Groupware for Small Consulting Organizations?
vrmlguy asks: "I've worked for several small consulting organizations over the past few years, and have discovered an unmet need. Every place I've worked has developed lots of code (usually scripts) that rarely gets reused except by the person who wrote it. Management always talks about 'knowledge management systems', but nothing ever gets off the ground. Does anyone know of something that works? I've looked at the CMS Info and TECFA Portals Pointers web sites, but haven't found much that seems to meet my needs. What I think that I need is something similar to sourceforge, but without the bells and whistles. BSCW looks like the closest fit, but I've got a few concerns about its licensing. The ideal solution would let me control any code that I upload, and search other peoples' code for stuff I can download and modify for my own use. CVS is overkill, since I expect that people will rarely check things back in that they've downloaded. Ease of use is important, since people always think it's easier to write from scratch than to search for things to reuse. Security is paramount, since there will be a lot of code that, for various contractual reasons, we don't want to share with anyone. Does anyone know of a great project that I may have missed?"
SourceForge is a Very Bad Idea (tm) at this point.
The only source code that is available is almost two years old, and the SourceForge.net people have intentionally killed further outside development of the official SourceForge project.
The current version of SourceForge is *not* available as source, at least, not without paying big bucks. In other words, it's no longer open source. Of course, SourceForge.net will squirm and twist things like there's no tomorrow to get away with not admitting that they closed SourceForge.
Additionally, the version of SourceForge that is available is unbelievably difficult to set up, doesn't run very well, and is very SourceForge.net specific. It's set up to run on PostgreSQL, and yet all the documentation (what (very) little there is) talks about MySQL.

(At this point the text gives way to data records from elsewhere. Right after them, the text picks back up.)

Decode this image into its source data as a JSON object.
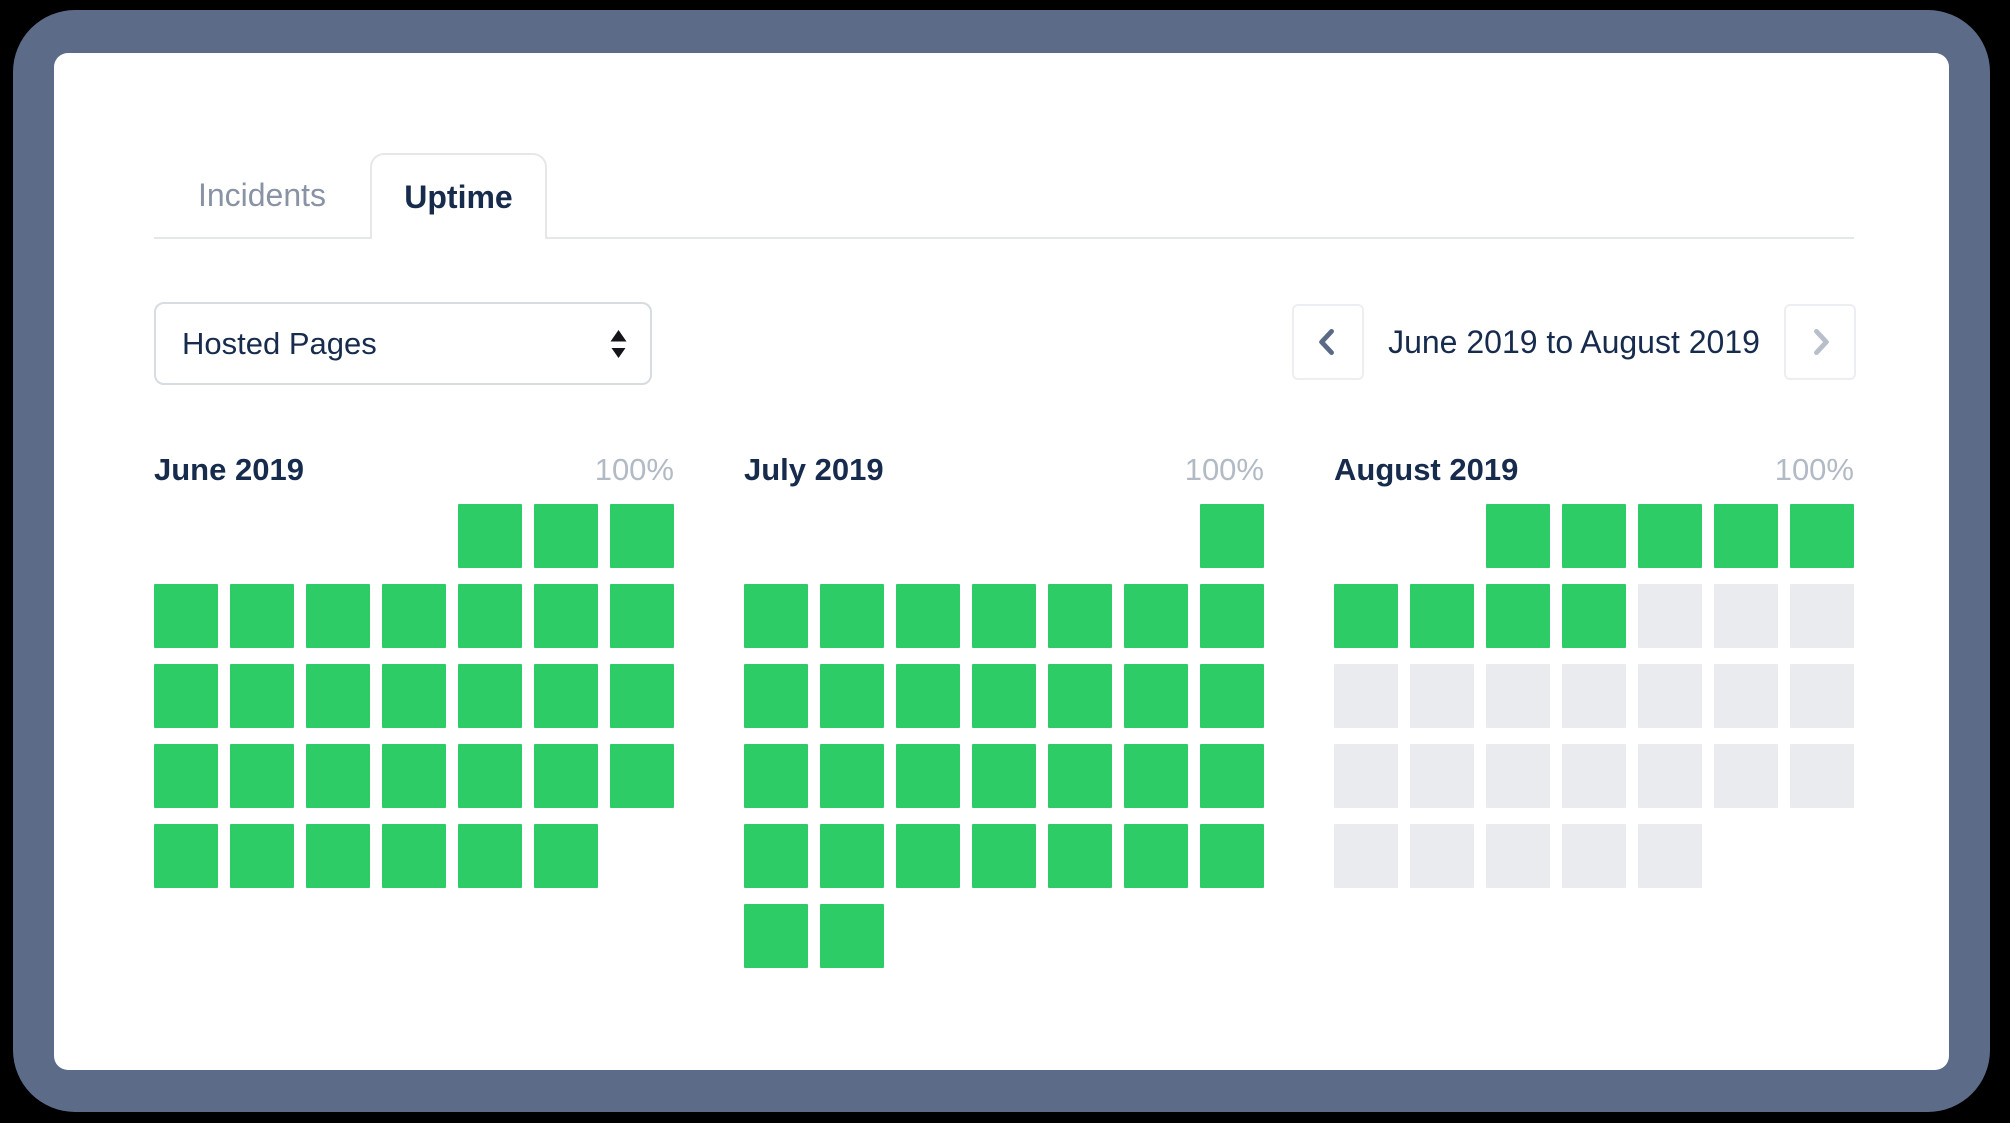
{
  "theme": {
    "accent_up": "#2ecc66",
    "future_day": "#e9ebef",
    "frame": "#5c6b87",
    "navy": "#172b4d",
    "muted": "#8993a4",
    "light": "#b2bac6",
    "border": "#e5e7ea"
  },
  "tabs": {
    "items": [
      {
        "label": "Incidents",
        "active": false
      },
      {
        "label": "Uptime",
        "active": true
      }
    ]
  },
  "filters": {
    "component_select": {
      "value": "Hosted Pages"
    }
  },
  "pagination": {
    "label": "June 2019 to August 2019",
    "prev": {
      "enabled": true
    },
    "next": {
      "enabled": false
    }
  },
  "months": [
    {
      "title": "June 2019",
      "uptime_label": "100%",
      "days_in_month": 30,
      "first_day_column": 5,
      "up_days": 30
    },
    {
      "title": "July 2019",
      "uptime_label": "100%",
      "days_in_month": 31,
      "first_day_column": 7,
      "up_days": 31
    },
    {
      "title": "August 2019",
      "uptime_label": "100%",
      "days_in_month": 31,
      "first_day_column": 3,
      "up_days": 9
    }
  ]
}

If you want something like SourceForge, only more oriented towards a smaller, more private, organization, you should investigate GForge. GForge is a much reworked fork of SourceForge. The fork was started by Tim Purdue, one of the original, and primary, authors of SourceForge, and is now being actively developed by the community.
GForge has also had it's goals and orientation changed slightly from SourceForge's. SourceForge was designed to work as a huge farm, managing hundreds of thousands of users and programs. A huge portion of it's functionality is superfluous and overly complicated. GForge is a simplified and better organized application designed specifically for use by smaller groups and companies for their own projects.
Personally, for what it sounds like the original poster is looking for, I'd recommend GForge coupled with a good Wiki. That should cover almost everything he needs.